No i na koniec: niech nikt nie powtarza idiotycznych bajek jakoby kilku studentów, ot tak, samorzutnie utworzyło największe firmy na świecie. Co prawda nie znamy (jeszcze oficjalnie) pikantnych szczegółów powstania Facebooka, ale jeśli chodzi o Google, to wiemy już – z zdeklasyfikowanych dokumentów – że powstał on przy pomocy finansowej i przy wsparciu DARPA (Defense Advanced Research Projects Agency – Agencja Zaawansowanych Projektów Badawczych w Obszarze Obronności), czyli Agencji Departamentu Obrony USA, odpowiedzialnej m.in. za sfinansowanie pierwszych badań nad stworzeniem Internetu, najnowocześniejszych broni, czy… dzisiaj opracowywanych autonomicznych samochodów.

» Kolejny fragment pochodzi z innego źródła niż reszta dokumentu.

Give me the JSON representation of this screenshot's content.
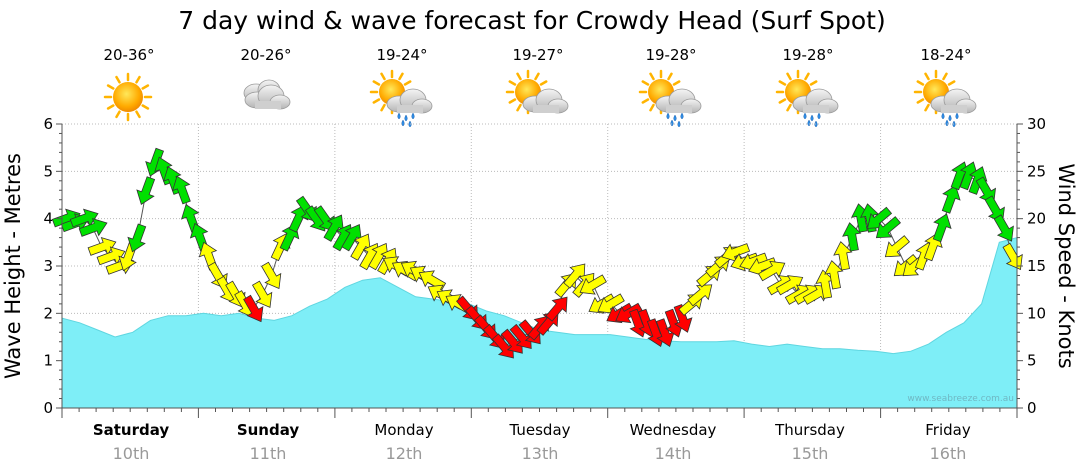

Z takimi firmami jak Google czy Facebook jest właśnie tak jak można było sobie przeczytać w niejednym „konspiracyjnym” opowiadaniu science-fiction: rządowe inwigilacyjne agencje typu NSA uznały, że łatwiej będzie zebrać dane ludzi przy użyciu popularnych narzędzi zabawowo-komunikacyjnych niż przy pomocy „klasycznej” acz technologicznie zaawansowanej metody wywiadowczej. Sfinansowano więc projekty Google’a (i Facebooka) i rozpostarto parasol ochronny nad przydatnymi dla wywiadu firmami.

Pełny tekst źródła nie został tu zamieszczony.